France participated in the first China International Import Exhibition held in Shanghai last November, which gives hope for favourable developments, said Labat, calling on French decision-makers to have a better understanding of the Belt and Road Initiative (BRI).
Wang Lijun, CEO of Wuhan Asia-Europe Logistics (WAE), operator of the Wuhan-Lyon route, said that there are two freight trains heading to Lyon every week, where cargoes are distributed and delivered to Paris, Bordeaux and Dourges.
Attracted by brisk Sino-French trade and the BRI, more and more large French firms, including Peugeot, Citroen and Decathlon, as well as some small and medium-sized enterprises, are showing interest in the service, which reduces transit time while saving money. At the same time, the categories of cargo are diversified, ranging from automobile parts and aeronautical parts to medical products and French wines, Wang added.

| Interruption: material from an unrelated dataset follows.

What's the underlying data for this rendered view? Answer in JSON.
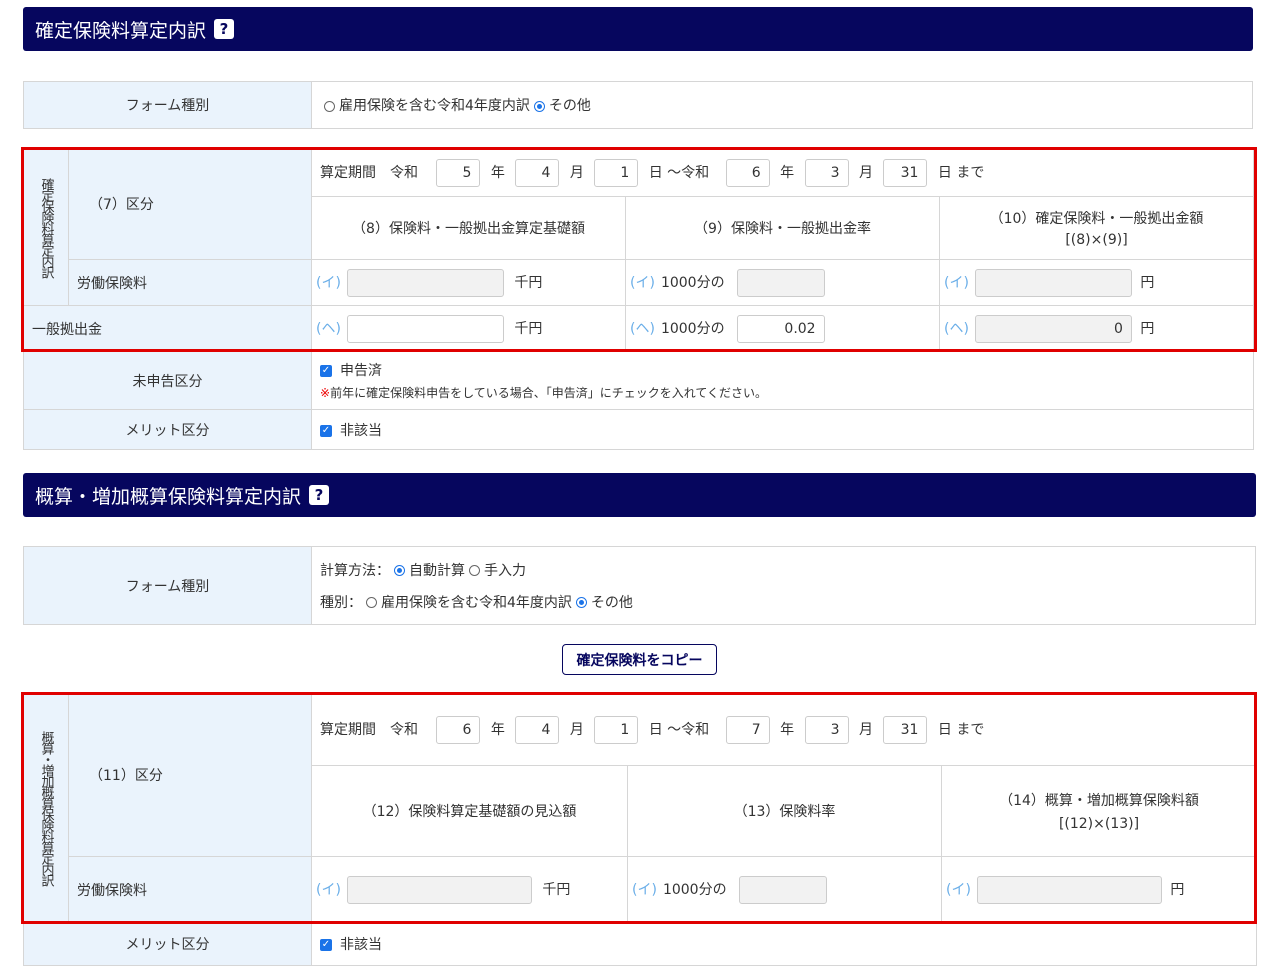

Thanks to the upgrading of equipment on trains, the China-Europe Railway Express will be able to satisfy more diversified demands of customers, like refrigerated transport of agri-food products, said Wang.
WAE is currently negotiating with winemakers in Bordeaux to introduce this region’s famous wine to an e-commerce platform in China, where Chinese consumers can place their orders and wait for their wines to be carried back to China by trains, said Wang.
“Local winemakers are very interested in our project. Once the service is launched, the Silk Road will become a Wine Road,” said Wang.